At Night, We Play God

At night, we play God.

The streets aren’t loud, but they aren’t empty.

A bus hisses three blocks away.

A drunk takes the intersection like a man accepting applause,

half‑bowing to no one,

convinced the street was built for him

but always falls short of jester.

This is when we decide:

Who looks lost.

Who looks dangerous.

Who we’d follow, or save, or step around without a second glance.

We judge from stoops and benches and behind glass,

writing strangers into myths they wouldn’t recognize.

I stand beneath the streetlights and make my own rules.

Not because I have to.

Because I can.

We love taxi drivers.

They understand what it means to keep moving

while staying in the same place.

Nodding through backseat noise,

the meter ticking like a pulse.

A whore painted yellow, flagged down, used up,

erased by daylight.

Still, somehow, holy in motion.

They know what it feels like to be seen only when needed,

to orbit lives without ever touching down.

We’re all trying to get somewhere

without having to explain ourselves.

Something happens when the world goes quiet

and the lights stay on without apology.

We shed daytime’s performance.

We become witnesses.
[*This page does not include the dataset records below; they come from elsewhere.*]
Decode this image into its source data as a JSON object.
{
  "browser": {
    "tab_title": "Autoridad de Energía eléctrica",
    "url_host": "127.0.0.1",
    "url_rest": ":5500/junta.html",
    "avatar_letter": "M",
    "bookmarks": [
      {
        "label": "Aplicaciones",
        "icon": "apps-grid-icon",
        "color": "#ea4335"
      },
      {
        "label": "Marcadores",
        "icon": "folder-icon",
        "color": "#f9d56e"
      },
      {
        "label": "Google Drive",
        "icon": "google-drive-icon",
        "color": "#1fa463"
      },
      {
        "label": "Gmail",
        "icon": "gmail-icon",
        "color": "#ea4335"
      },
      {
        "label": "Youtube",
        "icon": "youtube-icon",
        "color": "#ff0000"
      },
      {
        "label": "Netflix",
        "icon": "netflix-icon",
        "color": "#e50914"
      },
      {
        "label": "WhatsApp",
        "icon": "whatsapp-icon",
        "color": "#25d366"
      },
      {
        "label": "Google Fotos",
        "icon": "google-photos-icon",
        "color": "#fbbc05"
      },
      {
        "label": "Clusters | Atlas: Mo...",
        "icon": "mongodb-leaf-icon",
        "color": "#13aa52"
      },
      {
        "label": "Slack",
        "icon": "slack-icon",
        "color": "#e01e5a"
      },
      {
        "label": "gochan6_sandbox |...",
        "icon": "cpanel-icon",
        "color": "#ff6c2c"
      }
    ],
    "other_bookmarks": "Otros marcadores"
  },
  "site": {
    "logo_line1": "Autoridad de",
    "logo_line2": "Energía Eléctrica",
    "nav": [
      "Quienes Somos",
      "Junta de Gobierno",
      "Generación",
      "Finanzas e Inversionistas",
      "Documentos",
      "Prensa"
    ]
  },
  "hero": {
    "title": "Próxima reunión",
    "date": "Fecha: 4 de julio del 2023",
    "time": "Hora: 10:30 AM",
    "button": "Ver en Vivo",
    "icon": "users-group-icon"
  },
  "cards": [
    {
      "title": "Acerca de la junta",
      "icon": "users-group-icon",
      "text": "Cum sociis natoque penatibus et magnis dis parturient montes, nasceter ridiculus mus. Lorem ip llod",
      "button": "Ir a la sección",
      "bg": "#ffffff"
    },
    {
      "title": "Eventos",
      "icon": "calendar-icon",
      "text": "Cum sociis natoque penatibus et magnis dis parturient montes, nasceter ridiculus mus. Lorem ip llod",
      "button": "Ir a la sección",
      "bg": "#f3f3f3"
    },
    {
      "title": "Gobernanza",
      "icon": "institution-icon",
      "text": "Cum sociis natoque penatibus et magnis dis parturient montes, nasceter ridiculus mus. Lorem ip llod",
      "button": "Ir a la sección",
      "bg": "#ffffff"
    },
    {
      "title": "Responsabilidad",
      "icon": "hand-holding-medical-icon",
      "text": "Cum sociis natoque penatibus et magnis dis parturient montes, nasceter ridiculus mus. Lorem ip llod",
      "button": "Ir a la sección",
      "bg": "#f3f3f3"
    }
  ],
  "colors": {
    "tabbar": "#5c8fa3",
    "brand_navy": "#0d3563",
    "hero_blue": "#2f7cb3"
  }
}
Or worse, judges.

I watched a man fumble his keys

and knew he’d get divorced quietly,

then badly.

Night invites you to decide who someone is,

or who you are

when no one’s watching.

The city makes its own confessions.

Garbage trucks grind.

Footsteps echo too close.

Elevators rise behind thin apartment walls.

Someone cries behind a door

they hope no one hears.

I’m not alone.

The heretics walk at night.

Some talk to ghosts.

Some hover near subway entrances

waiting for a train that doesn’t come.

Others just stare at the third rail

like it owes them an answer.

They walk like they’ve already died

but refuse to lie down.

I watch them.

Sometimes I follow.

Everyone needs something to orbit.

I’ve judged strangers from park benches

and stared at my reflection in dry cleaner windows.

I once held a full cup of coffee in both hands

like it might forgive me.

My reflection looked cleaner than I felt.

I’ve lingered near doorways I used to walk through daily,

as if memory might come out and greet me.

There were nights I left the light on

hoping silence would be broken by a knock.

It never came.

I’ve walked into tattoo shops

asking for something deep enough

to drown out what’s already inside.

I’ve faced regret

before the sky had time to change color.

There are corners of the city that remember who I used to be.

I let them.

I’ve found shame in my own kitchen.

It sticks

like noise I can’t turn off.

I think I’m a city.

My thoughts hum like transformers.

I overheat like engines.

I sleep with light in my eyes

and static in my jaw.

I carry too many windows

flashing with other people’s ghosts.

Sometimes I hear voices that sound like me

but aren’t.

I never learned how to power down.

No one taught me how to be quiet.

The city watches.

It waits.

It keeps score.

It does not forgive.

We walk like we’ve already been forgiven

but still audition for God.

Let it be just us in the city,

the only ones still pretending to be divine.